感觉ingest是es的一个着力点,因为现在ingest的processor越来越多了。

  1. Append Processor: 在一个已经存在的field上增加一些value
  2. Bytes Processor: 用于在"b", “kb”, “mb”, “gb”, “tb”, “pb” 之间进行单位换算
  3. Convert Processor: 对字段的类型进行转换设置
  4. Date Processor: 将原文档中的某个日期字段转换成一个Elasticsearch识别的时间戳字段(一般默认为@timestamp)
  5. Date Index Name Processor: 把文档按照日期分到按天或者月创建的索引当中去
  6. Dissect Processor: 像grok一样,但是语法更加简单
  7. Dot Expander Processor: 这个一般结合其他的processor使用,他使后面定义的processor能够使用.的方式去访问field
  8. Drop Processor: 删除doc的processor
  9. Fail Processor: 该处理器比较简单,就是当文档通过该pipeline的时候,一旦出现异常,该pipeline指定的错误信息就会返回给请求者
  10. Foreach Processor: 一个Foreach Processor是用来处理一些数组字段,数组内的每个元素都会使用到一个相同的处理器,比如
  11. GeoIP Processor: 将ip转成经纬度
  12. Grok Processor: 像logstash中强大的grok一样,可以提供非常强大的日志分割功能
  13. Gsub Processor: 使用正则来完成字符替换等功能
  14. HTML Strip Processor: 脱掉html标签
  15. Join Processor: 将数组内容jion成一个字符串,和python中的字符串的join方法很类似
  16. JSON Processor: 将符合json格式的字符装换成json
  17. KV Processor: 使用某个分隔符,将一个字段分割成k,v 格式
  18. Lowercase Processor: 将某个字段的内容都转成小写
  19. Pipeline Processor: 执行另一个pipeline
  20. Remove Processor: 删除某些字段
  21. Rename Processor: 修改某个field的name
  22. Script Processor: 使用es中的script来处理,直接是script的编程访问模式,script能访问哪些字段这里就能访问那些字段
  23. Set Processor: 指定字段存在时,修改指定字段的值,指定字段不存在时,新增该字段并设置该字段的值,可以修改_index的值哦
  24. Set Security User Processor:
  25. Split Processor: 用于将一个以指定分隔分开的字符串转换成一个数组类型的字段
  26. Sort Processor: 用于处理数组类型的字段,可以将存储在原文档中某个数组类型的字段中的元素按照升序或降序来对原元素进行排序
  27. Trim Processor: 专门用于处理字符串两端的空格问题
  28. Uppercase Processor: 该处理器类似于Lowercase Processor,将字符串文本统一转换成大写.
  29. URL Decode Processor: url翻译成string
  30. User Agent processor: 从http标准的ua信息中获取信息

这里仅仅介绍部分自己认为常用的pipline

1. Set Processor: 指定字段存在时,修改指定字段的值,指定字段不存在时,新增该字段并设置该字段的值,可以修改_index的值哦

使用样例,将一个field的value拷贝到另一个新的field上面

PUT _ingest/pipeline/set_os
{
  "description": "sets the value of host.os.name from the field os",
  "processors": [
    {
      "set": {
        "field": "host.os.name",
        "value": "{{os}}"
      }
    }
  ]
}

POST _ingest/pipeline/set_os/_simulate
{
  "docs": [
    {
      "_source": {
        "os": "Ubuntu"
      }
    }
  ]
}

field: 必须有, The field to insert, upsert, or update. Supports template snippets.

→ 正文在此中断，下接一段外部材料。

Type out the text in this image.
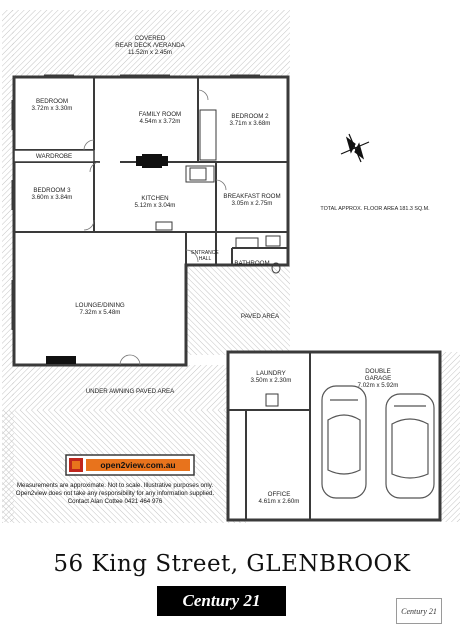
COVERED
REAR DECK /VERANDA
11.52m x 2.45m
BEDROOM
3.72m x 3.30m
FAMILY ROOM
4.54m x 3.72m
BEDROOM 2
3.71m x 3.68m
WARDROBE
BEDROOM 3
3.60m x 3.84m	KITCHEN
5.12m x 3.04m
BREAKFAST ROOM
3.05m x 2.75m
ENTRANCE
HALL
BATHROOM
LOUNGE/DINING
7.32m x 5.48m
PAVED AREA
LAUNDRY
3.50m x 2.30m
DOUBLE
GARAGE
7.02m x 5.92m
OFFICE
4.61m x 2.60m
UNDER AWNING PAVED AREA
TOTAL APPROX. FLOOR AREA 181.3 SQ.M.
open2view.com.au
Measurements are approximate. Not to scale. Illustrative purposes only.
Open2view does not take any responsibility for any information supplied.
Contact Alan Cottee 0421 464 976
56 King Street, GLENBROOK
Century 21
Century 21
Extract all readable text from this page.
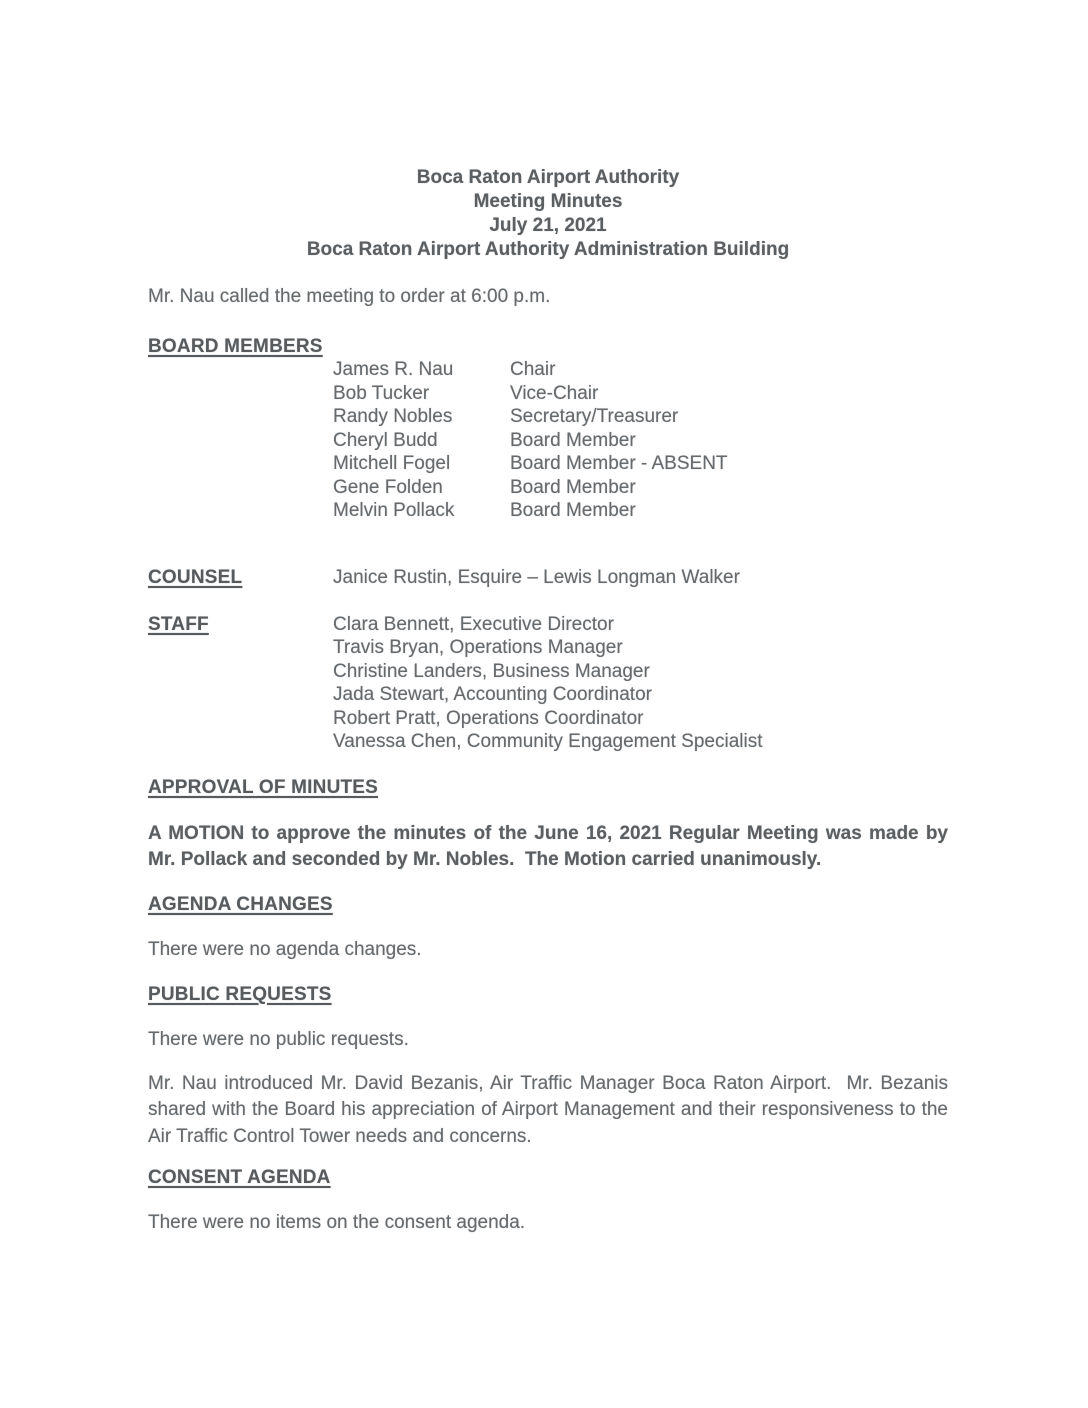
Boca Raton Airport Authority
Meeting Minutes
July 21, 2021
Boca Raton Airport Authority Administration Building
Mr. Nau called the meeting to order at 6:00 p.m.
BOARD MEMBERS
James R. Nau	Chair
Bob Tucker	Vice-Chair
Randy Nobles	Secretary/Treasurer
Cheryl Budd	Board Member
Mitchell Fogel	Board Member - ABSENT
Gene Folden	Board Member
Melvin Pollack	Board Member
COUNSEL	Janice Rustin, Esquire – Lewis Longman Walker
STAFF	Clara Bennett, Executive Director
Travis Bryan, Operations Manager
Christine Landers, Business Manager
Jada Stewart, Accounting Coordinator
Robert Pratt, Operations Coordinator
Vanessa Chen, Community Engagement Specialist
APPROVAL OF MINUTES
A MOTION to approve the minutes of the June 16, 2021 Regular Meeting was made by Mr. Pollack and seconded by Mr. Nobles.  The Motion carried unanimously.
AGENDA CHANGES
There were no agenda changes.
PUBLIC REQUESTS
There were no public requests.
Mr. Nau introduced Mr. David Bezanis, Air Traffic Manager Boca Raton Airport.  Mr. Bezanis shared with the Board his appreciation of Airport Management and their responsiveness to the Air Traffic Control Tower needs and concerns.
CONSENT AGENDA
There were no items on the consent agenda.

value: 必须有 The value to be set for the field. Supports template snippets.

override: 非必须,默认为true,If processor will update fields with pre-existing non-null-valued field. When set to false, such fields will not be touched.

if: Conditionally execute this processor.

on_failure: Handle failures for this processor. See Handling Failures in Pipelines.

ignore_failure: 默认为false, Ignore failures for this processor. See Handling Failures in Pipelines.

tag: An identifier for this processor. Useful for debugging and metrics.

2. Append Processor: 在一个已经存在的field上增加一些value

field: 必须有, The field to insert, upsert, or update. Supports template snippets.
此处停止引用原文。